The back-and-forth stemmed from a disagreement between progressives and moderates over the budget reconciliation. Progressives vowed to tank the infrastructure bill if the massive reconciliation bill wasn’t passed first, while moderates, specifically Manchin and Sinema, refused to sign off on the $3.5 trillion price tag.
Biden traveled to Capitol Hill on Friday to address the Democratic Caucus, telling members that the bipartisan infrastructure bill would not proceed until Democrats reach an agreement on the larger social spending bill.
While Manchin has offered a topline of $1.5 trillion for the spending bill, Sinema’s topline remains unknown. Both have met with Biden repeatedly amid negotiations.
Biden was pressed on what Sinema’s topline would be on Monday, but he declined to give a number publicly.
The president was also asked what size he personally thinks the reconciliation package should be, to which Biden said he already “laid out what I thought it should be [and] it’s not going to be that, it’s going to be less.”
“Both the Build Back Better piece, as well as the infrastructure piece, are things that I wrote,” Biden said. “These didn’t come from — God love ‘em — Bernie Sanders or AOC or anybody else, I wrote them.”
Biden’s comments came following his remarks urging Republicans to vote for raising the debt ceiling or “get out of the way.”

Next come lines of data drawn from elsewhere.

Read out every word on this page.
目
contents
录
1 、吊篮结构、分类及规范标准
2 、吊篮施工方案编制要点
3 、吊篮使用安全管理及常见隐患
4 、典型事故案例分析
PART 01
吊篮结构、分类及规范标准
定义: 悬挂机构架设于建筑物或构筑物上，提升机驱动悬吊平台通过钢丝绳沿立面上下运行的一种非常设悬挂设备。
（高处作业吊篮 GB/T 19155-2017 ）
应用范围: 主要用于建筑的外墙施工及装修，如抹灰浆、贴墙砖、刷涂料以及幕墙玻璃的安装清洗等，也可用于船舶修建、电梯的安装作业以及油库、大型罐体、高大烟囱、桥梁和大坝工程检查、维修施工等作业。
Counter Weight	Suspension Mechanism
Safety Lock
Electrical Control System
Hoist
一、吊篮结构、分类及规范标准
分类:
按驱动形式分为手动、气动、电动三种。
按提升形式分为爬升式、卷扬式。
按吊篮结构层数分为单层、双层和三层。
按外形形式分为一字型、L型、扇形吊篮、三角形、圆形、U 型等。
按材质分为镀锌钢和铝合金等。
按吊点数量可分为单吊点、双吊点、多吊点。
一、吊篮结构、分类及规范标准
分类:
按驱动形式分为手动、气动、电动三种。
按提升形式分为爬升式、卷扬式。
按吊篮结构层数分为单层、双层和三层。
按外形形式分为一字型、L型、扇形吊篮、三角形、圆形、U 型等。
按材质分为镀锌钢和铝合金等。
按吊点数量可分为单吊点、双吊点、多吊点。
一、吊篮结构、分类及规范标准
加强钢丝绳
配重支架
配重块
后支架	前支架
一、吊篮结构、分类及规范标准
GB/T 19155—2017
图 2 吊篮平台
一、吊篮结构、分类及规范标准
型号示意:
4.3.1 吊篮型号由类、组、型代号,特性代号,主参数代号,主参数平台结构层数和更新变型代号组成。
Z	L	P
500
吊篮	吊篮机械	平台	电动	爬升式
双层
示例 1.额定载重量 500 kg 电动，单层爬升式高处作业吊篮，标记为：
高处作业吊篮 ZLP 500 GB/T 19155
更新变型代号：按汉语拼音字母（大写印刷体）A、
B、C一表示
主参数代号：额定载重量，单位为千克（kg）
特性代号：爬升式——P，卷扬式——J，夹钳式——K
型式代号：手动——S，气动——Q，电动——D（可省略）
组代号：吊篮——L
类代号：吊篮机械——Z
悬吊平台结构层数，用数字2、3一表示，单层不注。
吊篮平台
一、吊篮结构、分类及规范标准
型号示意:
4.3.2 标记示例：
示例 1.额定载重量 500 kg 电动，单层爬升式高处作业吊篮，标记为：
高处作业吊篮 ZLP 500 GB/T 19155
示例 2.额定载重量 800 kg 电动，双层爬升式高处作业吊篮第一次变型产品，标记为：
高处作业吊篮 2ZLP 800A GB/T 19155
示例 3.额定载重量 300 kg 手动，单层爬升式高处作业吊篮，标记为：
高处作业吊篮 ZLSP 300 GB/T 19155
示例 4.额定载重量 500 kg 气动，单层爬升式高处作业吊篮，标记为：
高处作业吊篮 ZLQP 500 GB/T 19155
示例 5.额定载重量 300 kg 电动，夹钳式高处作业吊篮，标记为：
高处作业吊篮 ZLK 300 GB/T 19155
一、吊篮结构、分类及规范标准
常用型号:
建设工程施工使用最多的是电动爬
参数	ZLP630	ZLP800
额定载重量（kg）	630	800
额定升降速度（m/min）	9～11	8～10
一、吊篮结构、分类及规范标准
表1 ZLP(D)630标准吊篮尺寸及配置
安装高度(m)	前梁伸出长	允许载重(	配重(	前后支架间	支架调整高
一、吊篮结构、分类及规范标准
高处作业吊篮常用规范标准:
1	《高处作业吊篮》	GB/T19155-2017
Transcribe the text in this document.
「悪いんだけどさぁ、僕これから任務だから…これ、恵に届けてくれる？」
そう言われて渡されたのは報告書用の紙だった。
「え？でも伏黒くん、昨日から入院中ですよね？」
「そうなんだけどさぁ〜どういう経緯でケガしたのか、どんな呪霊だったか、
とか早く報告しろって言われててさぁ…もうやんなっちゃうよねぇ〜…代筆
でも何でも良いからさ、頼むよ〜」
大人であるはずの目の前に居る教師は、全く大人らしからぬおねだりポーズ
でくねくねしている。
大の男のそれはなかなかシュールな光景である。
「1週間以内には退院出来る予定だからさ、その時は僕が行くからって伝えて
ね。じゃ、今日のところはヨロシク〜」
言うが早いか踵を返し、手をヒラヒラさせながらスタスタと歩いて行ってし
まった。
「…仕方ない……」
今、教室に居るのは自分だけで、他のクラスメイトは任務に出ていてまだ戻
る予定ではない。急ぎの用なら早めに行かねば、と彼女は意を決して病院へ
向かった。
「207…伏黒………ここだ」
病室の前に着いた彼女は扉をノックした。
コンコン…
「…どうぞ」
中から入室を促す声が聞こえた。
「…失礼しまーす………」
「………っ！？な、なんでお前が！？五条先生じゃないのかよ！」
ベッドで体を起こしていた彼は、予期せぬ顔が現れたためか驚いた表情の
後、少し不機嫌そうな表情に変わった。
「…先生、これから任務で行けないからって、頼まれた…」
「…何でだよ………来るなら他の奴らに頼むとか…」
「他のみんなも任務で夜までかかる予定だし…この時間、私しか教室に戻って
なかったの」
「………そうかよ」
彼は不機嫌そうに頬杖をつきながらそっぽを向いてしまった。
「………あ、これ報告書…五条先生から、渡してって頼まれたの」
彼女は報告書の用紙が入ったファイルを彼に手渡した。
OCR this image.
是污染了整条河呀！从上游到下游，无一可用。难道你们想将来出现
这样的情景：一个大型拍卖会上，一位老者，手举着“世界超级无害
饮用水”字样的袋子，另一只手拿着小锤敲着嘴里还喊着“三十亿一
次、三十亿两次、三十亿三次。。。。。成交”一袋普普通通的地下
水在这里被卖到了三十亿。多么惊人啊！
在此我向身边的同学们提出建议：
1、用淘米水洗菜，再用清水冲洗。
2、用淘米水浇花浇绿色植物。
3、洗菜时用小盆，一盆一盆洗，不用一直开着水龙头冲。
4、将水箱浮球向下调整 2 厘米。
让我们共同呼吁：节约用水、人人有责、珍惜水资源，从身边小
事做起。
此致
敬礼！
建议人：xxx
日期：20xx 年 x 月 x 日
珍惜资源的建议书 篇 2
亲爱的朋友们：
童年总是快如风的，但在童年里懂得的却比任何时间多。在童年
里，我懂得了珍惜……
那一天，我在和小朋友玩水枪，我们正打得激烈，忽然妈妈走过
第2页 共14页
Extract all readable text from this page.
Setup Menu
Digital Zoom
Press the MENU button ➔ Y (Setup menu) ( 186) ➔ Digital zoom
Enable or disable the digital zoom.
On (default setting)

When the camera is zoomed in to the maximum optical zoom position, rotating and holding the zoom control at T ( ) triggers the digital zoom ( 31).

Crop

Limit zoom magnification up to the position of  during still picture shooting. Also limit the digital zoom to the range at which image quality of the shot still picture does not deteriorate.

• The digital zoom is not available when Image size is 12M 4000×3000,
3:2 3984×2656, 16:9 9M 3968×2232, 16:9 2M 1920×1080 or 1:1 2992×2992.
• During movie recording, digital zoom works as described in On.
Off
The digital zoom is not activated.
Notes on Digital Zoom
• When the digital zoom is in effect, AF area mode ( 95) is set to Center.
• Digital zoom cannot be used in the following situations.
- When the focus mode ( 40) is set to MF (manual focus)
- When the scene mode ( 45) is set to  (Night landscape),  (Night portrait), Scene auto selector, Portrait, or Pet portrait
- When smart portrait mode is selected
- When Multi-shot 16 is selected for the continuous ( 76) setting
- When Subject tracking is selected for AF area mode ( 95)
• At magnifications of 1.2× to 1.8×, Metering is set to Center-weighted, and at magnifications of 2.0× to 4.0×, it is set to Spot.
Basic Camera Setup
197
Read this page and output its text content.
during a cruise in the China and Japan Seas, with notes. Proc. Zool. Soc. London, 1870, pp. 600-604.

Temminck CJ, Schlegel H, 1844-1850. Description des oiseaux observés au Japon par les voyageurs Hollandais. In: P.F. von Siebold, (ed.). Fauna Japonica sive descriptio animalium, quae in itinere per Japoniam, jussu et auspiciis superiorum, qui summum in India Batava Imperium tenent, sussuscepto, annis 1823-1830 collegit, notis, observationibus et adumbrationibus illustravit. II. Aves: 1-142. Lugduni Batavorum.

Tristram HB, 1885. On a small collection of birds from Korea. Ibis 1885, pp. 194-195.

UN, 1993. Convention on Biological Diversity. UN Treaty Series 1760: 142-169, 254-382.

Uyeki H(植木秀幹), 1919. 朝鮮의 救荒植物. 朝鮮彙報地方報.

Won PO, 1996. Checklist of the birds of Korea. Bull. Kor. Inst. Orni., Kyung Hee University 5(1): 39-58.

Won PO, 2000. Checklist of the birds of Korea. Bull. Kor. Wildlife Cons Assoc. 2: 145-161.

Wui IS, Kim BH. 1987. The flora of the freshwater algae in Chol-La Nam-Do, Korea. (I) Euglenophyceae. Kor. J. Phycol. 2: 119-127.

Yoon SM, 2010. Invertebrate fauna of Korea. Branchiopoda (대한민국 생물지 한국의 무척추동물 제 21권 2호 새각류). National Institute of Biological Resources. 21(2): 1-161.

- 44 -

As he faces being unable to pass another piece of his agenda by raising the debt ceiling, Biden put the pressure on McConnell, saying “it’s up” to him.
Just before Biden’s remarks, McConnell sent a letter to the president telling him Democrats would need to raise it on their own.
“Since mid-July, Republicans have clearly stated that Democrats will need to raise the debt limit on their own. All year, your party has chosen to pursue staggering, ‘transformational’ spending through unprecedented use of the party-line reconciliation process,” McConnell said. “I have relayed this reality to your Democratic lieutenants for two and a half months.”
Biden told reporters he plans to speak with McConnell about the letter, but still believes the “easiest way to do this” is to vote on what is in the Senate to raise the debt limit.